Pulse oximetry is a noninvasive spectrophotometric method of measuring arterial oxygen saturation (SaO2), and it is used for monitoring oxygen in the blood in a wide variety of clinical settings. While SaO2 can be directly measured using blood gas analysis, many times it is unnecessary, painful, and costly. Pulse oximetry is a quick, pain-free, and cost-effective method to approximate SaO2 in the clinic (referred to as SpO2), but pulse oximetry has limitations.
Occult hypoxemia (also called silent hypoxemia and hidden hypoxemia) is an underestimation of hypoxemia due to a discrepancy between pulse oximetry measurements and actual arterial oxygen saturation. It may have various causes, such as oximetry inaccuracy in patients with melanin-rich or deeper skin tones due to differences in light absorption. In the literature, occult hypoxemia is commonly defined as an SaO2 measurement of less than 88 percent, but an SpO2 measurement of 92-96 percent.
The effects of race on SpO2 measurements have been called into question for decades, and more recent studies with larger cohorts of patients continue to describe the same issue: pulse oximetry may overestimate SpO2 in people of color, particularly Black, Asian, and Hispanic patients.

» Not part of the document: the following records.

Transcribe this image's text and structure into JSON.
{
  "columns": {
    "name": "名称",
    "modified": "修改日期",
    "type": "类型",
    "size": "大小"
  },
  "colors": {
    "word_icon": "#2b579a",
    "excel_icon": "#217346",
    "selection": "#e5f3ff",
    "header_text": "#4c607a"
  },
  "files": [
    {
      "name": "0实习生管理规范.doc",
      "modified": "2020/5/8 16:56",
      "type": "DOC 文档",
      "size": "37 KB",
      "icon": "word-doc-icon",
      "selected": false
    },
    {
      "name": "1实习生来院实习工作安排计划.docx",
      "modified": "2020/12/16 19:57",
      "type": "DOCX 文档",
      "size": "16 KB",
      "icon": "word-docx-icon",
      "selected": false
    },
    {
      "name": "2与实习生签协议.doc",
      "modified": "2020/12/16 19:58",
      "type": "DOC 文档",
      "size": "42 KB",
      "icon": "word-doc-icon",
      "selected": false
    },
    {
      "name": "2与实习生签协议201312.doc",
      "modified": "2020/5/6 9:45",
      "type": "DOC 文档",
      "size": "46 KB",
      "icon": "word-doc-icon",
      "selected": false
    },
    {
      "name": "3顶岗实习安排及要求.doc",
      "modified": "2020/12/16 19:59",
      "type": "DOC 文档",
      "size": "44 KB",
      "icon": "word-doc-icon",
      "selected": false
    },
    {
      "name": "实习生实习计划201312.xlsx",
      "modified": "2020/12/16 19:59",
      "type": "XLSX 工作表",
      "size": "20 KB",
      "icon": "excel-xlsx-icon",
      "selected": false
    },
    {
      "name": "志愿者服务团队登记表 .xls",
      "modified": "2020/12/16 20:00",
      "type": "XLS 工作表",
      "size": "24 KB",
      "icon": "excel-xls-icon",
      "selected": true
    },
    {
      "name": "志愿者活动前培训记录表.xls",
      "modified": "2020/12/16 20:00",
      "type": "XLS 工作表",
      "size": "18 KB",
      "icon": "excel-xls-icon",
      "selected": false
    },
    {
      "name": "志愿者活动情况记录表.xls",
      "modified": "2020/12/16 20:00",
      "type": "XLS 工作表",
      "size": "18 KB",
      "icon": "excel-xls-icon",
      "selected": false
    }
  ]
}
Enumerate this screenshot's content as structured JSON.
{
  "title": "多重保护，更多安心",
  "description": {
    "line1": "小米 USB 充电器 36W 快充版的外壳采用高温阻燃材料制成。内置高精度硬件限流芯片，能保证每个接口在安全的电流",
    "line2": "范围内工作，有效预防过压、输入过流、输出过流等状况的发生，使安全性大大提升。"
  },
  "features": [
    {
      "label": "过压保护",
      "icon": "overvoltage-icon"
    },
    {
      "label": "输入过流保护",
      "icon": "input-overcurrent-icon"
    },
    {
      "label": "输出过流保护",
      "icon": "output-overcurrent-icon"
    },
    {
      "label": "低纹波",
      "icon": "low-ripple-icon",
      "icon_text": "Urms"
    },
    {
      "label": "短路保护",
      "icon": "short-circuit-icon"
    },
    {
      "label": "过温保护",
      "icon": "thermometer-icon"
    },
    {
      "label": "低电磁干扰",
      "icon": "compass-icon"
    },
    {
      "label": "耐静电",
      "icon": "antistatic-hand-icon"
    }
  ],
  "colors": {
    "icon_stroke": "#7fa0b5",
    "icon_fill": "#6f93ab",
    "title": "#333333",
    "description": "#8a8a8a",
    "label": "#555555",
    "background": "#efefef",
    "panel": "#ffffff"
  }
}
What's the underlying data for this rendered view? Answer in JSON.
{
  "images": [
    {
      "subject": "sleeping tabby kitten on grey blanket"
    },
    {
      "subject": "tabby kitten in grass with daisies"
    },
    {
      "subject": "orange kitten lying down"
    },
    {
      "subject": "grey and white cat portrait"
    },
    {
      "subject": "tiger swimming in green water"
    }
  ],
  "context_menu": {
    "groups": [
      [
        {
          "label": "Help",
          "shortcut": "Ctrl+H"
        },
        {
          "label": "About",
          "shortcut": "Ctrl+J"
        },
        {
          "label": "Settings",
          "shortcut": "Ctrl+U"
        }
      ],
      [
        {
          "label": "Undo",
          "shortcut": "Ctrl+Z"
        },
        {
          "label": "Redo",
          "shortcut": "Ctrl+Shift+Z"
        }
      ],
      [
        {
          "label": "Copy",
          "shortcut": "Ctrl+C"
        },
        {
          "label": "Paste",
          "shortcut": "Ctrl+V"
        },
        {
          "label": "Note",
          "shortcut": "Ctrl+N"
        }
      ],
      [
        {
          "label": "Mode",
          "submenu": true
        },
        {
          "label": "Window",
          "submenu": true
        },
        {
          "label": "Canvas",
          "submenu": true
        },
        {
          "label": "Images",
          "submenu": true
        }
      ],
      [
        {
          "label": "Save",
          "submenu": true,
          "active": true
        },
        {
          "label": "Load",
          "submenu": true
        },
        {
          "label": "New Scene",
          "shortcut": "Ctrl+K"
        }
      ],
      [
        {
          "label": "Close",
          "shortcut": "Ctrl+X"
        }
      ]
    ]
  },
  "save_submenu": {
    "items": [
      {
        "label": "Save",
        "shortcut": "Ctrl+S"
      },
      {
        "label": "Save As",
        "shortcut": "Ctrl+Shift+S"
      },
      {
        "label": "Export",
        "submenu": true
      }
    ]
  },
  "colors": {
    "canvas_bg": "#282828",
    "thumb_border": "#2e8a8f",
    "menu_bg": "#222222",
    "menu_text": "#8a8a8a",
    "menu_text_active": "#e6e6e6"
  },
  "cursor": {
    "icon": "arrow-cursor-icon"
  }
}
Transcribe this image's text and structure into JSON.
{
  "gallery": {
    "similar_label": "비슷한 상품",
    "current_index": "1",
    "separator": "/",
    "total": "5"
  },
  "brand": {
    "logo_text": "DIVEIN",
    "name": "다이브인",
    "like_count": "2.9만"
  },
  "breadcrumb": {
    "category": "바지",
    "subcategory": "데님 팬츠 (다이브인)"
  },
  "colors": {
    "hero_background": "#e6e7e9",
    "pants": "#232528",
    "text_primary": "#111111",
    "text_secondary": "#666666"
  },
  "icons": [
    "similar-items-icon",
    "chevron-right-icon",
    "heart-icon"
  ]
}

A 2022 study from Fawzy et al. investigated racial differences in SpO2 measurements in patients self-identified as Black (39.3%), White (37.8%), Hispanic (17.7%), and Asian (5.2%). These patients were hospitalized for COVID-19 between March 2020 and November 2021. Compared to White patients, SpO2 overestimated SaO2 by 1.7 percent among Asian patients, 1.2 percent among Black patients, and 1.1 percent among non-Black Hispanic patients.
More recently, a 2023 study from Ruppel et al. added to this growing body of evidence that race plays a crucial part in SpO2 measurements. In their study, 774 children and adolescents self-identifying as White (74%) or Black/African American (26%) were assessed. This study measured SpO2 within one minute of SaO2. They reported an adjusted bias (defined as the difference between SpO2 and SaO2) of overall SpO2 of 2.61 for Black/African American patients vs. 0.88 for White patients (difference 1.73; 95% CI 1.24-2.22), with similar results for specific SpO2 parameters of at least 92 percent, between 84-91 percent, and lower than 84 percent.
Overestimation of SaO2 using pulse oximetry may have notable clinical implications if patients are not appropriately treated for hypoxemia. One example has been elucidated during the COVID-19 pandemic. First, SpO2 is commonly used to triage patients for proper respiratory support. Secondly, clinical practice recommendations for corticosteroid and immunomodulatory therapy are based on the severity of disease, which includes the level of respiratory support needed. So, patients with occult hypoxemia may not only receive insufficient respiratory support, but they may also not get appropriate medical therapy. In the study by Fawzy et al, 23.7 percent of patients were not recognized as being eligible for a COVID-19 therapy due to hidden hypoxemia, of which 54.8 percent were Black. Of the 76.3 percent who eventually had eligibility recognition, Black patients had a one-hour delay in therapy compared to White patients.
The implications of this growing body of evidence extend far beyond the COVID-19 pandemic. While it is impractical to obtain blood gas SaO2 measurements on every hospitalized patient, inaccurate pulse oximetry readings could greatly affect the care and wellbeing of people of color. Future studies are needed to evaluate the exact effects that melanin levels in the skin may have on these readings, but for now, thoughtful clinical work is needed to avoid underserving these patients.